Abstract

The relationship between growth of breast cancer and endocrine regulatory mechanisms is well established [1, 2, 3, 4, 5, 6, 7]. Numerous studies provided evidence for a distinct and important role of estrogen and progesterone and their receptors (ER and PR) in the growth regulation of human breast cancer (HBC) [1, 2, 3, 4, 5, 6, 7]. At present there is no unifying hypothesis about specific alterations that lead to the initiation and progression of HBC [5, 6, 7]. However, it is clear that human breast cancer progresses from an estrogenresponsive (hormone-dependent) ER+ tumor to a more aggressive estrogenunresponsive (hormone-independent) ER- phenotype that is less or poorly amenable to endocrine therapy [1, 2, 3, 4, 5, 6, 7]. Since only few hormone-independent HBC tumors lack the ER, the loss of the ER cannot explain the lack of antiestrogen sensitivity [1, 2, 3, 4, 5, 6, 7]. Despite many studies, the molecular mechanisms by which steroid hormones regulate the growth of both normal mammary and tumor cells remain elusive.
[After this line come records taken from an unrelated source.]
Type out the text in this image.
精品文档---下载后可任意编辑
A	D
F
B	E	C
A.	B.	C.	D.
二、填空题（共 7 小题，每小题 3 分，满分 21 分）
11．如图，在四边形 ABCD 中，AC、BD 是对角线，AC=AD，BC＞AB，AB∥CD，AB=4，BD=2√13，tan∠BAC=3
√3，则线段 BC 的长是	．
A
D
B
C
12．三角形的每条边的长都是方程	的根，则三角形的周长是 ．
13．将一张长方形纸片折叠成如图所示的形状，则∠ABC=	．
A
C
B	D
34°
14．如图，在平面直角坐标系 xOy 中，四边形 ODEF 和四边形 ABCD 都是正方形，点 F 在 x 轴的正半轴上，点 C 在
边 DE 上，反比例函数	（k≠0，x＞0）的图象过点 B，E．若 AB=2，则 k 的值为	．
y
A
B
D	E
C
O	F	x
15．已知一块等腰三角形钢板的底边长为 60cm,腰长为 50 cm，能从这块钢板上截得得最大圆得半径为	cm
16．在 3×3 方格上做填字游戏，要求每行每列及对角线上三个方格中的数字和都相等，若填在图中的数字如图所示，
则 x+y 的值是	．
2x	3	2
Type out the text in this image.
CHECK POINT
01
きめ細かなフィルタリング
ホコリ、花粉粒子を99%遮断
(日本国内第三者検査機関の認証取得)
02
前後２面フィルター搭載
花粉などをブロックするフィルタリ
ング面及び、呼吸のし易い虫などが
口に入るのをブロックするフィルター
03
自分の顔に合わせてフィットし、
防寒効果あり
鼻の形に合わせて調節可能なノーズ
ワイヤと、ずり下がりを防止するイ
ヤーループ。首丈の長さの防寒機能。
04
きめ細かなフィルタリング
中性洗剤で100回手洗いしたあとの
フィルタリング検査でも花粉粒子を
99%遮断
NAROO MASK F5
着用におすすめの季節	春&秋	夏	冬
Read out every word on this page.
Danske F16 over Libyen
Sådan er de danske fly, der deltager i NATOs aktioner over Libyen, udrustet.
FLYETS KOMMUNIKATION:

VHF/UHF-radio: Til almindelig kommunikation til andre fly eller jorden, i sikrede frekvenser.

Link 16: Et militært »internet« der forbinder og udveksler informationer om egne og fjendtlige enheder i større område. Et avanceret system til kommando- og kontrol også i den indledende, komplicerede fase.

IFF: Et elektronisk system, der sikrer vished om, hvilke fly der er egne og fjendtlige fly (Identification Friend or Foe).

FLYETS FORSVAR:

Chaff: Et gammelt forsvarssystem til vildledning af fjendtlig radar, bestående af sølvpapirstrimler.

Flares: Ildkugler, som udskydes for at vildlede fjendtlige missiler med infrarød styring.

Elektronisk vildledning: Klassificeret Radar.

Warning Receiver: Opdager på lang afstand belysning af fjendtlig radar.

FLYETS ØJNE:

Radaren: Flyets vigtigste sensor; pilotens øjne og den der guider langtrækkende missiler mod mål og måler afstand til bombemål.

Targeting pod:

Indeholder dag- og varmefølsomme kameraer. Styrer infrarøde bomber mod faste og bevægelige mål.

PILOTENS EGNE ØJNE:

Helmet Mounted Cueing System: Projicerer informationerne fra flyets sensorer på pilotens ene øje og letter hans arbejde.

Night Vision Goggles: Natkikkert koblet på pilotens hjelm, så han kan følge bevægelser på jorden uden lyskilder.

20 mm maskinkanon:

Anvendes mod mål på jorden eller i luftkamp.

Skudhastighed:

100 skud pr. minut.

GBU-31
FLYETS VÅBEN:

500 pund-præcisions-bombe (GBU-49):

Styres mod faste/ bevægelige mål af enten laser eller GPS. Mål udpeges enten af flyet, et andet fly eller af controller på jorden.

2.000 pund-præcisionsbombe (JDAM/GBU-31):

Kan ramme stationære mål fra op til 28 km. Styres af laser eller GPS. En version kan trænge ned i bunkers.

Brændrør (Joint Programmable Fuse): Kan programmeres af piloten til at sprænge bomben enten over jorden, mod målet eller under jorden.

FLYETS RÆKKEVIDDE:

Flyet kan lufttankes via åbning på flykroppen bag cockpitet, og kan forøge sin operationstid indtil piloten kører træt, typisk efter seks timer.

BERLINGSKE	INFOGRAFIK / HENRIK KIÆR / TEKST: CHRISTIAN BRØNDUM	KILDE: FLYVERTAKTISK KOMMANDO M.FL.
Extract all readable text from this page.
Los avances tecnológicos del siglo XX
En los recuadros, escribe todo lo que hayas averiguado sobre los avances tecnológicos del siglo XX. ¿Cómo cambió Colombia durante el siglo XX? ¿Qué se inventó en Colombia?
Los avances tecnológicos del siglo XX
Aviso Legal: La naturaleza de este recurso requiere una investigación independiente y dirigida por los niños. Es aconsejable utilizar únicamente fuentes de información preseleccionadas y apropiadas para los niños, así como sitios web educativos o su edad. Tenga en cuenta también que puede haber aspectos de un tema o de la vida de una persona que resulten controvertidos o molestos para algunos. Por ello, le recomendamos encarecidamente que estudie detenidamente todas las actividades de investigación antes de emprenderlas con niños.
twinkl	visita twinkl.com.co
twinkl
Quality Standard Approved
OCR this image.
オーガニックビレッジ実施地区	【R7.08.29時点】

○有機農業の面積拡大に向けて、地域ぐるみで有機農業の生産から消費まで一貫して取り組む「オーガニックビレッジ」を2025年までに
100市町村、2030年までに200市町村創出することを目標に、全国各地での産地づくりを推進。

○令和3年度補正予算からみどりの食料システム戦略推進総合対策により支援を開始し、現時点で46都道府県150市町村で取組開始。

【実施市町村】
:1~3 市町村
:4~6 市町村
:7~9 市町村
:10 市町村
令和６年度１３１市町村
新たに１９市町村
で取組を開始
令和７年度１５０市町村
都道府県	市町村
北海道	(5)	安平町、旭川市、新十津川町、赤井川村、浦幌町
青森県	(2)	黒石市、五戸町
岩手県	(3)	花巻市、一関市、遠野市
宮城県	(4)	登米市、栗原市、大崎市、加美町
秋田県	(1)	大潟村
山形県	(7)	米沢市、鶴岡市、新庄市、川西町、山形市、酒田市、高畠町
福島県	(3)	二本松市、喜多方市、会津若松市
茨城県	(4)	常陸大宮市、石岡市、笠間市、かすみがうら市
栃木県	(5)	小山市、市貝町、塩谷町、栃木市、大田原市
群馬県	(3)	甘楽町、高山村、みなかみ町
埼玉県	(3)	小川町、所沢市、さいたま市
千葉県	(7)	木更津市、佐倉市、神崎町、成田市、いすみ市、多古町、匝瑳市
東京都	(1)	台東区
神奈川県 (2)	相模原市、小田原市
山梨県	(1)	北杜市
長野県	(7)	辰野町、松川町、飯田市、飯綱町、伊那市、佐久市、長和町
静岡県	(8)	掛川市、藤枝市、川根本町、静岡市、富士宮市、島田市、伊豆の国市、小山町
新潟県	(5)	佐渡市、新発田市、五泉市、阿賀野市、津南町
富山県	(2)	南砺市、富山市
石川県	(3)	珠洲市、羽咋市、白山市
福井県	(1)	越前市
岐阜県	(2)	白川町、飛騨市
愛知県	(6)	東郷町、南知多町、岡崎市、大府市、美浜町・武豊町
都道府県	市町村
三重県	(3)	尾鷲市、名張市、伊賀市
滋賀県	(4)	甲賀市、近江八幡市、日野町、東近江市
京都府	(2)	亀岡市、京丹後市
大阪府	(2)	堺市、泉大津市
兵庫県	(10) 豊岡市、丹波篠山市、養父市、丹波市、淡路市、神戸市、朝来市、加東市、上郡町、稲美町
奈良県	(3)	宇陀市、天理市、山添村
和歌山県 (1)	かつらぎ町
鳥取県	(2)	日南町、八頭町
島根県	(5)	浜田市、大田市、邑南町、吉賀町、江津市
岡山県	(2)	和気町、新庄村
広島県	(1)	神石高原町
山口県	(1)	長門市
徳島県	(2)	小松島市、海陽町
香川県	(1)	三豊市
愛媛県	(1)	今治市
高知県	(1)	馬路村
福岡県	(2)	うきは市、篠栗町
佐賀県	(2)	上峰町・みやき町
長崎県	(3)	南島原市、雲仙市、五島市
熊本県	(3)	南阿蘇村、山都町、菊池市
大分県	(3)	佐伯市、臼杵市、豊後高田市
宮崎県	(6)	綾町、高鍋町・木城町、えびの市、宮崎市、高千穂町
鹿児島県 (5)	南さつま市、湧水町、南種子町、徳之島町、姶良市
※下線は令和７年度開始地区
It has been proposed that the escape from estrogen-dependent growth of HBC cells is due, at least in part, to alterations in their autocrine and/or paracrine growth mechanisms [16, 17, 18, 19, 20, 21, 22, 23]. Consequently, disordered secretion of growth factors (GFs) from HBC cells and/or surrounding stromal and other cells may result in a permanent activation of intracellular signaling pathways contributing in the bypass of the estrogen-dependent growth control of HBC cells and hence progression of the disease.